Narrative trajectories, dynamic time warping, and computational comparison
Jon Chun builds computational instruments for comparing stories as trajectories. The lineage runs from ensemble sentiment analysis and dynamic time warping between unequal-length arcs, through sentence-level trajectory comparison and explainable AI, to multimodal coherence and cross-language comparison with Katherine Elkins.
The problem
Two novels rarely tell the same story at the same pace or the same length. One runs 1,400 sentiment measurements; another runs 13,000. Before you can ask whether two stories have the same shape, you need a way to put arcs of unequal length on comparable footing, and a distance you can actually compute between them. That is the problem this line of work solves.
The pipeline
- Ensemble sentiment analysis. Dozens of sentiment models are passed over the same narrative and weighed against one another. Smoothing and model selection are treated as interpretive choices, not neutral preprocessing.
- Standardization and smoothing. Arcs are standardized and smoothed with a 10% moving average.
- LTTB downsampling. Largest-Triangle-Three-Buckets reduces every arc to a common number of points while preserving its peaks, valleys, and endpoints.

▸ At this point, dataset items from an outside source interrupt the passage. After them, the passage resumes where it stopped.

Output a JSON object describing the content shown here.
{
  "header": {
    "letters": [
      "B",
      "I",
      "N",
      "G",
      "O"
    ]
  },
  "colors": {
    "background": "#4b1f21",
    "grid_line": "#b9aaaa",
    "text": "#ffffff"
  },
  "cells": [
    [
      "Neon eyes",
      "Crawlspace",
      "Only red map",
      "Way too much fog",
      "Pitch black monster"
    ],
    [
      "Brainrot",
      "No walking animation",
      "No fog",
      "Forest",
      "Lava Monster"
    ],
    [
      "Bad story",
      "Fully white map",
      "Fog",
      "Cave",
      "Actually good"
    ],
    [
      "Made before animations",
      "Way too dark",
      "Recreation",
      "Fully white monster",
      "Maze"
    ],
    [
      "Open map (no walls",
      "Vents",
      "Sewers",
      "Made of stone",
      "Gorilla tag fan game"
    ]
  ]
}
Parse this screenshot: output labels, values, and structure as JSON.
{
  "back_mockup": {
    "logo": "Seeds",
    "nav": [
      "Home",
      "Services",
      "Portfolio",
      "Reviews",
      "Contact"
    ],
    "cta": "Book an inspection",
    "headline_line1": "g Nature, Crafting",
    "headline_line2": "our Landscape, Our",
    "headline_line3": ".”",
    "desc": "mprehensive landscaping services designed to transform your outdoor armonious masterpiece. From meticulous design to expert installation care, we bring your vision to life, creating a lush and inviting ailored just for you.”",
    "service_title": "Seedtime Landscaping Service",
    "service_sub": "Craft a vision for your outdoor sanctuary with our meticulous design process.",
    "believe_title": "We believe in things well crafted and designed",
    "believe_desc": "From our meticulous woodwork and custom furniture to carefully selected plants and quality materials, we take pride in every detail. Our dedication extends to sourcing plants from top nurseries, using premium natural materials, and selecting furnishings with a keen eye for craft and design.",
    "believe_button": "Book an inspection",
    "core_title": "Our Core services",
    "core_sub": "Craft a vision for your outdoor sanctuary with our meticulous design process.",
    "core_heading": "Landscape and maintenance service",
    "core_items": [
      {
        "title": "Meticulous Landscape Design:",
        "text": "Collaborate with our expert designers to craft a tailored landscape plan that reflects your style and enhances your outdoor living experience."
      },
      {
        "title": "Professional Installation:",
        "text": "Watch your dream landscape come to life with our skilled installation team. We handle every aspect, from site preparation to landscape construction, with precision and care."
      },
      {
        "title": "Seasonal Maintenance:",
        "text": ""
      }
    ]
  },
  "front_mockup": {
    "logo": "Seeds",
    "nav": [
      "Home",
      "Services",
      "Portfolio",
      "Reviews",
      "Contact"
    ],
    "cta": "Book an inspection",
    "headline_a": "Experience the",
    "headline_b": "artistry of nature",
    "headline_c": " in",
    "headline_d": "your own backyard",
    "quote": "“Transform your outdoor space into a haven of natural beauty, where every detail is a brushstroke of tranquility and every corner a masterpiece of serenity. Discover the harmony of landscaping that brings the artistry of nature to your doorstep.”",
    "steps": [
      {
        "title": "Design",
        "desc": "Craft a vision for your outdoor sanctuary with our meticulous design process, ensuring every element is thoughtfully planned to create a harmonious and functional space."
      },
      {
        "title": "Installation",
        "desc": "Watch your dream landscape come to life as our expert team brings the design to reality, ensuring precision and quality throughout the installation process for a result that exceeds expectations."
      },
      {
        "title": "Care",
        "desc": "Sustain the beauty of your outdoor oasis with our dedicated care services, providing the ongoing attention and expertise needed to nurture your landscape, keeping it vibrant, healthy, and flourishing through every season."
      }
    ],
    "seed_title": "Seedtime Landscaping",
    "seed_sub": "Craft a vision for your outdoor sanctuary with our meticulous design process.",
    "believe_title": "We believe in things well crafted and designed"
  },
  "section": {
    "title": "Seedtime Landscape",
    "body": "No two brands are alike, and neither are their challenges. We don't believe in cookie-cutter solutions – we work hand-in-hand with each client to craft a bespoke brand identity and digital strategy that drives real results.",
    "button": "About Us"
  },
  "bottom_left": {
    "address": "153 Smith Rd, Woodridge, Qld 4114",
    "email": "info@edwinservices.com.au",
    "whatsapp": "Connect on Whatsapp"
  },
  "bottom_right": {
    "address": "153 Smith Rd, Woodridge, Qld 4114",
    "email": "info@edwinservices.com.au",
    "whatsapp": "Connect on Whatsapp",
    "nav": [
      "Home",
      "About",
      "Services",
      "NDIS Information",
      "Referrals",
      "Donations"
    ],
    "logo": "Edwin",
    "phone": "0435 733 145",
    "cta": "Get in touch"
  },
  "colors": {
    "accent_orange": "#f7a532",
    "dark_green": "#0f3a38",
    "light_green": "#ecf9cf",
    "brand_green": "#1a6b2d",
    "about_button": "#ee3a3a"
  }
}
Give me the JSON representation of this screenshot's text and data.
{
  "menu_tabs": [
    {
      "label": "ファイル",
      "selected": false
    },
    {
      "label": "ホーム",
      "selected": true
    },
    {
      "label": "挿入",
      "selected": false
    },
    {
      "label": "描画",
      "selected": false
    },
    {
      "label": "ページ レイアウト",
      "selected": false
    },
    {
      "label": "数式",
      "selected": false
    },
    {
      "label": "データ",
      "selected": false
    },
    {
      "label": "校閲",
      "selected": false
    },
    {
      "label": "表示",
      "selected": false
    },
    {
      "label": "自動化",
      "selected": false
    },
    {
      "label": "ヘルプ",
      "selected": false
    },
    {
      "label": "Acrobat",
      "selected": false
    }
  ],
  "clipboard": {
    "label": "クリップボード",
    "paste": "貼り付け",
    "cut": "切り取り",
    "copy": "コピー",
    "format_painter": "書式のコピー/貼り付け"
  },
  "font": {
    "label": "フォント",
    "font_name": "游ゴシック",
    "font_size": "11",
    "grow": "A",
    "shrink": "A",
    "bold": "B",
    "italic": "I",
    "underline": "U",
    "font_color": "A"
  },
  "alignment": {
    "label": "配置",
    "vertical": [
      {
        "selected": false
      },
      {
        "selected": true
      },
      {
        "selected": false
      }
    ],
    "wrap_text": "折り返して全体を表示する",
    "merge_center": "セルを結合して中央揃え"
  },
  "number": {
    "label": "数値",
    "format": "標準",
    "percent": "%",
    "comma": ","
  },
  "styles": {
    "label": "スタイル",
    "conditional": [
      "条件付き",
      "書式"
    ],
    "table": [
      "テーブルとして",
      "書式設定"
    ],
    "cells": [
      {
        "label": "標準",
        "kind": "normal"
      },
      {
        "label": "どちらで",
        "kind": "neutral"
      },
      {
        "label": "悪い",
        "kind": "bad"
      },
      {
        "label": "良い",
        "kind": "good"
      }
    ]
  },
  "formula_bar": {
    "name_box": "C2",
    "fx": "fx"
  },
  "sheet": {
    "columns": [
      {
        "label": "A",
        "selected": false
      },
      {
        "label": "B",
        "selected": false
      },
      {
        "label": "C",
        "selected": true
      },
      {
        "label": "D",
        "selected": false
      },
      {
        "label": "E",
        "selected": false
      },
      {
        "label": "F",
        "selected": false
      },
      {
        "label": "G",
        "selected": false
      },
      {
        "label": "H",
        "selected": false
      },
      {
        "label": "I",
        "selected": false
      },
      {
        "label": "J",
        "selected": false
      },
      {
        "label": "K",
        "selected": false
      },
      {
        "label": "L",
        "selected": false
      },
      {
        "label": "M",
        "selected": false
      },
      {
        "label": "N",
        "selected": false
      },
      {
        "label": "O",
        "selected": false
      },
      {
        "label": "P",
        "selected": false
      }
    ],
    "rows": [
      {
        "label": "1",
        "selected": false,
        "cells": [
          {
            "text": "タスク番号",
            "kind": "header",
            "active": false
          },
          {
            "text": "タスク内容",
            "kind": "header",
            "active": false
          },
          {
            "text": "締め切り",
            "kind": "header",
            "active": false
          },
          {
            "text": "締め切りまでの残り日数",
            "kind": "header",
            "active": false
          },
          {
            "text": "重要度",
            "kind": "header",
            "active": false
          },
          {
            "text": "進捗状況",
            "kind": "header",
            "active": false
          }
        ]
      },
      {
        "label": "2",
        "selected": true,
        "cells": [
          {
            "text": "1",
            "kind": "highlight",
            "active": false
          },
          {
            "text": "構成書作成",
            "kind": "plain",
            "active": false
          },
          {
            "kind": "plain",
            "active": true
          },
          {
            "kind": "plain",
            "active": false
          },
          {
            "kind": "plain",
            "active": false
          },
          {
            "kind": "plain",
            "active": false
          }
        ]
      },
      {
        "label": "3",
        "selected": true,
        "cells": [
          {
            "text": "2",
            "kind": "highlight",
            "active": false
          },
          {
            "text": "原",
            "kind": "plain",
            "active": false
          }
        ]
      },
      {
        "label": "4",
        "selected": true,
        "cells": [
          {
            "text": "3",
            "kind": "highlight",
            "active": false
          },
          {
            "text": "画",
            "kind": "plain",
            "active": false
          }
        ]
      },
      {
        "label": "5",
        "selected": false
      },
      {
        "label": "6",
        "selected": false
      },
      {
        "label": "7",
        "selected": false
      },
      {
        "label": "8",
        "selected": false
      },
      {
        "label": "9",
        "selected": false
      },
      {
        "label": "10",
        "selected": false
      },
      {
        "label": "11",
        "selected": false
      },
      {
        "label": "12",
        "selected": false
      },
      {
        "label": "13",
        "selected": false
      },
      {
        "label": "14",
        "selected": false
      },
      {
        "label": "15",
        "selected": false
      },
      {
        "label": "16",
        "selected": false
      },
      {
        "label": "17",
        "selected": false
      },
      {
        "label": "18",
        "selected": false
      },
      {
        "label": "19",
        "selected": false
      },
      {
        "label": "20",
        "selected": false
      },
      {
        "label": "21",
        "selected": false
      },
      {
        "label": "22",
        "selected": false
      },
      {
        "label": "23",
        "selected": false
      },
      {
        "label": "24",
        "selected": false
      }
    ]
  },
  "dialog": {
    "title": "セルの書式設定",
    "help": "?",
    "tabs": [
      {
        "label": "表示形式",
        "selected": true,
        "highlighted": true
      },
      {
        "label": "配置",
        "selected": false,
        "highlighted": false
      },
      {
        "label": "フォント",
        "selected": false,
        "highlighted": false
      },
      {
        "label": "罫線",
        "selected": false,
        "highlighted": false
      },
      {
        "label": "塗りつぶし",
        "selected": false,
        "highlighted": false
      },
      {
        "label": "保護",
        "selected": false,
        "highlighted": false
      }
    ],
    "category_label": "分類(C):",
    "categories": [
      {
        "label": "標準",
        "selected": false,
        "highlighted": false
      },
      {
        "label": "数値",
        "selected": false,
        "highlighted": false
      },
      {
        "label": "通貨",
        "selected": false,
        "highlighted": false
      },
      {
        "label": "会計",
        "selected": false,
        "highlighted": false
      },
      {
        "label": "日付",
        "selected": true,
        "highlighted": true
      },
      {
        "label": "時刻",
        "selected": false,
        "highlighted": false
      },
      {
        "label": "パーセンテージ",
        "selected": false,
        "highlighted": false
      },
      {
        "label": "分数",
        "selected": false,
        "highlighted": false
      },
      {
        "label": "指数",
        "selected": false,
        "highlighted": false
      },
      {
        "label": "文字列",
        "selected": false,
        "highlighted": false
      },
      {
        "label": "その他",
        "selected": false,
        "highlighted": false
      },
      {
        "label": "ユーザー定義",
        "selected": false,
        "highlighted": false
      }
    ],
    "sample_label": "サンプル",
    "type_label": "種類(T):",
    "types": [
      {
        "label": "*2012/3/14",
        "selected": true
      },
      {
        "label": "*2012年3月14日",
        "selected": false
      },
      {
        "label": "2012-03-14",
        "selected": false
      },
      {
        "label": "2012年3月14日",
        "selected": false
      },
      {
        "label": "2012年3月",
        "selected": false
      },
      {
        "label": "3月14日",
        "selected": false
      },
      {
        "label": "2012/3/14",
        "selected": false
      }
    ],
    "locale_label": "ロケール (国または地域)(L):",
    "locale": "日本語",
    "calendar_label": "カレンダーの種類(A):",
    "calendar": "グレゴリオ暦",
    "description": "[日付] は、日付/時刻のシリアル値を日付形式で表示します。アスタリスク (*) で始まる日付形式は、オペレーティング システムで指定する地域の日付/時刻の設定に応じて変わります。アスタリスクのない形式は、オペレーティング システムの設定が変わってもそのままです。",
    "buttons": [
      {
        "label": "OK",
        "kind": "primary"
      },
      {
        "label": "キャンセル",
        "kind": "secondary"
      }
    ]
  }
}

- Dynamic time warping. DTW computes the distance between two whole arcs while absorbing the temporal shifts and stretches that separate otherwise similar story shapes. Two stories that share a shape but not a tempo are recognized as similar.
- Distance matrices and clustering. The resulting DTW distances drive hierarchical clustering, so arcs can be grouped by shape rather than inspected one at a time.
Scope of the claim
Dynamic time warping is a general time-series technique that long predates this work. The precise claim is narrower and checkable: SentimentArcs (2021) introduced dynamic time warping to diachronic sentiment analysis of narrative, pairing it with LTTB downsampling and using the resulting distance matrix to cluster arcs of unequal length. Dates carry the priority; the Reception page documents the uptake.
Sentence-level trajectories and comparability
The 2023 paper with Katherine Elkins brought explainable AI to narrative, a domain where XAI had been largely confined to image classifiers. It supplied a sentence-level story-trajectory methodology together with the agglomeration and comparability solutions that let narratives of unequal length be compared on shared coordinates. Publication page →
Across modalities
MultiSentimentArcs (2024) extends trajectory comparison from text to film, measuring whether the arc a film's dialogue traces and the arc its images trace are in fact the same arc. It makes cross-modal coherence a quantity that can be measured rather than asserted. Publication page →
Across languages and cultures
The same trajectory infrastructure supports the question of what persists when a story moves between languages, translations, and cultures. That interpretive program is Katherine Elkins's, and it is where this technical work is put to use. Narrative translation, cultural transmission, and computational philology →
Papers
- SentimentArcs (2021). The ensemble pipeline and DTW. Publication page · arXiv:2110.09454
- eXplainable AI with GPT4 (2023). Sentence-level trajectories and comparability. Publication page · doi:10.1007/s42803-023-00069-8
- MultiSentimentArcs (2024). Cross-modal coherence in film. Publication page · doi:10.3389/fcomp.2024.1444549
Code and reproducibility
The open-source implementation has been maintained since 2019 at github.com/jon-chun/sentiment_arcs. It is the technical foundation of The Shapes of Stories (Cambridge University Press, 2022).